Mad Max: Fury Road (2015) – Mad Max: Fury Road takes place in a post-apocalyptic world where water is scarce and land stretches ever-outwards into a barren wasteland. Following the collapse of civilisation, survivors are imprisoned in a desert camp and subjected to the mistreatment of a tyrannical leader. One woman, Furiosa, manages to free the villain’s five wives and, in partnership with Mad Max, they flee from captivity in an armoured truck. What ensues is a thrilling chase through the endless Wasteland that is often waylaid by the perils of their merciless environment. Dust storms, heat, and an unquenchable thirst are as viable of enemies as the fugitives’ cruel pursuant and captor. Much like Kai and Vania in The Burning, every character is coated in a layer of dirt and grime, as though the desert has even laid claim to their very bodies.

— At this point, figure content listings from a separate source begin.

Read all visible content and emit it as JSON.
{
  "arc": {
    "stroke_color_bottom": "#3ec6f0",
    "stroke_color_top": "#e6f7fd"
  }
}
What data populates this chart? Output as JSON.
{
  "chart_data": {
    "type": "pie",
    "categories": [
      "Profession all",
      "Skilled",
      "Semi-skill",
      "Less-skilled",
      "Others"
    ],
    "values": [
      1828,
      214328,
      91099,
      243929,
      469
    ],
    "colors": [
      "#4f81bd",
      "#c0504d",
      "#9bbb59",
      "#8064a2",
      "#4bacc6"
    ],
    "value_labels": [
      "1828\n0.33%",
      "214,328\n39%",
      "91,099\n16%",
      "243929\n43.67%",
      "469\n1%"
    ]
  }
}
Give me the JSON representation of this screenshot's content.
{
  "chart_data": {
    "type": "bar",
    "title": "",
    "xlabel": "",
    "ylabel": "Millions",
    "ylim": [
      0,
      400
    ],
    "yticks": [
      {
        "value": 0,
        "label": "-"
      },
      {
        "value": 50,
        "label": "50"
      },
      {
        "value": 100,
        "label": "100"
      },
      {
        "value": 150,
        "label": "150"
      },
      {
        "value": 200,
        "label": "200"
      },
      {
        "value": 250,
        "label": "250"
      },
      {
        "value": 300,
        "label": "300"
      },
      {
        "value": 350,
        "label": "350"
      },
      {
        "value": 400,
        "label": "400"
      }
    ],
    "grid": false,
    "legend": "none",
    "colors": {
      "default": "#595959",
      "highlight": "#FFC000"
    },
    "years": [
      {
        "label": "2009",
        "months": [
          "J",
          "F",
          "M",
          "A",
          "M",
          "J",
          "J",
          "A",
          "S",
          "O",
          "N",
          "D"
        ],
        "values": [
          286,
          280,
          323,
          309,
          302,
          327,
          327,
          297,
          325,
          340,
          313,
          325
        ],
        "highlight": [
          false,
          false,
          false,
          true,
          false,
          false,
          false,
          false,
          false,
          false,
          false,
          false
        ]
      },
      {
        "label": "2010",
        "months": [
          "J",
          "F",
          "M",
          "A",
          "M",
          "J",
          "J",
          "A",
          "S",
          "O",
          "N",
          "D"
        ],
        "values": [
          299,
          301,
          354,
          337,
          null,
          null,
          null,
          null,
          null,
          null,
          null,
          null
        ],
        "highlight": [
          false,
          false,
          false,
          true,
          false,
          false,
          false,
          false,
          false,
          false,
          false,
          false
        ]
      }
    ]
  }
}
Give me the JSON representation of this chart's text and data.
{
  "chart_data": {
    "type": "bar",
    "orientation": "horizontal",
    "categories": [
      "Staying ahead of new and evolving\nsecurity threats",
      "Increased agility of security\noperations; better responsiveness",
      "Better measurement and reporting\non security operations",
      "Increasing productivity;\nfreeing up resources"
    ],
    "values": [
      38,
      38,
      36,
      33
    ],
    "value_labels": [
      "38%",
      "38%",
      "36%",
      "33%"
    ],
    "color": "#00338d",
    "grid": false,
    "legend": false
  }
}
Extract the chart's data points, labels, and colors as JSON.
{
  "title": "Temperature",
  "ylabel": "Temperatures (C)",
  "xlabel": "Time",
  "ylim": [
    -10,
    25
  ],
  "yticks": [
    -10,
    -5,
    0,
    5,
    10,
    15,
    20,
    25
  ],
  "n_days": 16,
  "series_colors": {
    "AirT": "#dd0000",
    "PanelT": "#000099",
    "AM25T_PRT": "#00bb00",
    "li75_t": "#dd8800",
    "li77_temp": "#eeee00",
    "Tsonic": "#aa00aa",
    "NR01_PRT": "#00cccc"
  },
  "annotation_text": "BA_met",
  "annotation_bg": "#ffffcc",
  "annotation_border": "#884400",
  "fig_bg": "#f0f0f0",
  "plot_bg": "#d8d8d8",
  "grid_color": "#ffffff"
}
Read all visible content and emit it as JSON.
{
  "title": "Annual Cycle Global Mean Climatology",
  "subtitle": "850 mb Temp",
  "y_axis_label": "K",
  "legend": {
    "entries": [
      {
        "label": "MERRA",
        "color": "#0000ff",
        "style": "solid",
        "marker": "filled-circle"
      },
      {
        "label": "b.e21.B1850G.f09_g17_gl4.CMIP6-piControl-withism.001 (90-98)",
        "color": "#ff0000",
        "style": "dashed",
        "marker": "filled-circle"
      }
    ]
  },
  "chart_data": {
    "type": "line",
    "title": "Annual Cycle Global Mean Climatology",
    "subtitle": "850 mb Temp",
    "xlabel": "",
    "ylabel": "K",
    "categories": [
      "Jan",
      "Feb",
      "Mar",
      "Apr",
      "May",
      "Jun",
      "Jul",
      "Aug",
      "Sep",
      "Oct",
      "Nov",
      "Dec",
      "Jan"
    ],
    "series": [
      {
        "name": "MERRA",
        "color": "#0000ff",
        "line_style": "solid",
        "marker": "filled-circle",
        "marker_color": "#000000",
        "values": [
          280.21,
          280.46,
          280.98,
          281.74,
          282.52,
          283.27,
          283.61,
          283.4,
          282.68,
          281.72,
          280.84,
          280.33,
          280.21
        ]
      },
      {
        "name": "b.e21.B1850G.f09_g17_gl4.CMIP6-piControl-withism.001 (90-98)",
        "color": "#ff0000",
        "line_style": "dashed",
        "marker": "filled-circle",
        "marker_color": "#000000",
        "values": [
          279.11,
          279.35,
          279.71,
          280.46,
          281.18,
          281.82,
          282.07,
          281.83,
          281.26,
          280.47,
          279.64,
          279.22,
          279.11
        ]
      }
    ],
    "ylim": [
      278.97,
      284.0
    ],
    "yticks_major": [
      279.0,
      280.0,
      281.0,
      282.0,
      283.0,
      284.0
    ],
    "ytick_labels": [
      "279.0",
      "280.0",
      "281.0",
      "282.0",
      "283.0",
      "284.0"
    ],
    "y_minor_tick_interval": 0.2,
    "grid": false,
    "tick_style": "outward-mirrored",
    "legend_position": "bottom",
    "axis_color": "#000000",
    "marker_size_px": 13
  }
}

The Burning (2015) – Set in the treacherous world of the Parana jungle, The Burning is a sweaty action-thriller that follows a trio of locals’ struggle to prevent the exploitation of their lands. While trying to evade the clutches of greedy mercenaries (meeting both success and failure in this venture), our three heroes must also grapple with the more natural perils concealed within the shadows of their surroundings. On several occasions are the torn and pulpy corpses of the jungle’s victims shown in all their gruesome, bloody glory – proving that even the more modernised powers of civilisation fall prey to the savagery of the wild.